Napoléon n’est pas exempt de doutes sur cette prochaine campagne . Il confira à Narbonne ses intentions :
« La difficulté pour cette guerre n’est que d’ordre moral. Il faut, en se servant de la force matérielle accrue par la Révolution, n’en pas déchaîner les passions, relever la Pologne, sans l’émanciper, assurer l’indépendance de l’Europe occidentale, sans y ranimer aucun ferment républicain. C’est là tout le problème. […] La guerre a été dans mes mains l’antidote de l’anarchie ; et maintenant que je veux m’en servir encore, pour assurer l’indépendance de l’Occident, j’ai besoin qu’elle ne ranime pas ce qu’elle a comprimé, l’esprit de liberté révolutionnaire » .
Néanmoins, au moment où il tire l’épée, Napoléon proclame des buts beaucoup plus terrifiants pour l’adversaire :
« Il faut refouler les Russes dans leurs glaces, afin que dans vingt-cinq ans, ils ne viennent pas se mêler des affaires de l’Europe civilisée. La Baltique doit leur être fermé. La civilisation repousse ces habitants du Nord. L’Europe doit s’arranger sans eux ».

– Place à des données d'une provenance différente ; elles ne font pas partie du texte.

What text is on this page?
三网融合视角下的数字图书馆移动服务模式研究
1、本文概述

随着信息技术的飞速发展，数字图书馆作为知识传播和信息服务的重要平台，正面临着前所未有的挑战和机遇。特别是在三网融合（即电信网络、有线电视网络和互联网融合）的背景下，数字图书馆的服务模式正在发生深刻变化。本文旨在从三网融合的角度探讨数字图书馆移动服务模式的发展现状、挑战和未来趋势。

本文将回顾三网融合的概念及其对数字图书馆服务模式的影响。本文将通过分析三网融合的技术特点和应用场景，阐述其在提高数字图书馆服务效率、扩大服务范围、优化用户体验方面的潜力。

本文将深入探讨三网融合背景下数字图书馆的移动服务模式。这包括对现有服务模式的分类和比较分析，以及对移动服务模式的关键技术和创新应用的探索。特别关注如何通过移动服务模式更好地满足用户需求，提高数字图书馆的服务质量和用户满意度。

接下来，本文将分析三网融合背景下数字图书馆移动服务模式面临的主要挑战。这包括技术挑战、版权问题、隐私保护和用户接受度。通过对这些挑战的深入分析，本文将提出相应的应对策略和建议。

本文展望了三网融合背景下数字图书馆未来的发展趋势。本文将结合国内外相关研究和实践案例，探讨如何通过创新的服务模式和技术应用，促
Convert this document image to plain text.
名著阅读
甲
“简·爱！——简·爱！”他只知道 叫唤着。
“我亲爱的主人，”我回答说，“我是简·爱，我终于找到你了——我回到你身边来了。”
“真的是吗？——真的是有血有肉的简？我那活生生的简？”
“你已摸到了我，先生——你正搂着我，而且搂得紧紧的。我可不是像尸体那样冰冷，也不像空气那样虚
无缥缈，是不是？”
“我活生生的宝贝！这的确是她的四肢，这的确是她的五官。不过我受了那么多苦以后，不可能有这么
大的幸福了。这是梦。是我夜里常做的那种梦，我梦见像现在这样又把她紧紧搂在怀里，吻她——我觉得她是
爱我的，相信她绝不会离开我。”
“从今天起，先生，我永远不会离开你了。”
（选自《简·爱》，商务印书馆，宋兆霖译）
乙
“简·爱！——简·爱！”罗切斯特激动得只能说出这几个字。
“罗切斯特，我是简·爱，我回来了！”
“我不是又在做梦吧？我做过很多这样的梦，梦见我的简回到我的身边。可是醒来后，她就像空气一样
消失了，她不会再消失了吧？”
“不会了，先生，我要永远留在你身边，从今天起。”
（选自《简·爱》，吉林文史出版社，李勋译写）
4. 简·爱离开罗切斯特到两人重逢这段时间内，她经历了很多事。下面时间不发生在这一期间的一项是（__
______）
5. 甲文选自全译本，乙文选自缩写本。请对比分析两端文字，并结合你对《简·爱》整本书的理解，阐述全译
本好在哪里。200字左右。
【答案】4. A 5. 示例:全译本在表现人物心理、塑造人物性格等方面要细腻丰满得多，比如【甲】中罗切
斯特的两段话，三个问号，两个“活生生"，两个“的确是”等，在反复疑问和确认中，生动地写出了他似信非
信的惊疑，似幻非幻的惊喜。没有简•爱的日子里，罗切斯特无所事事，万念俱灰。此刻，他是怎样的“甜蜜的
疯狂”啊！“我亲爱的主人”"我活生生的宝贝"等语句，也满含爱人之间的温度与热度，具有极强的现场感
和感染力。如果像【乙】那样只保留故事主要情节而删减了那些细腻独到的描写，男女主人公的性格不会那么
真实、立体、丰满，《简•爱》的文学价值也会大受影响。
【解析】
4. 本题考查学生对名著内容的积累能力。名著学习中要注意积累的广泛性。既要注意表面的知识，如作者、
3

Il souhaite avant tout intimider l’ennemi, et gonfler la résolution des alliés de la France, qui doivent se sentir entraînés dans une large croisade européenne. Le thème de la croisade est largement repris au cours de cette période : Joseph-François Michaud commence la publication des premiers tomes de son « Histoire des Croisades ». Une représentation de « La Jérusalem délivrée » a lieu à l’opéra de Baour-Lormian le 15 septembre 1812, le jour même de l’entrée victorieuse de Napoléon à Moscou. On peut y voir une allusion à la guerre de Russie, les infidèles étant les orthodoxes russes contre les croisés français. Le mélodrame de Duperche, « La Russie blanche », est donné en représentation le 17 novembre et le 5 décembre 1812 à l’Ambigu. Cette pièce montrait des Polonais, dirigés par le noble Romanowski, venant à bout des Russes avec l’aide de Napoléon et des Français.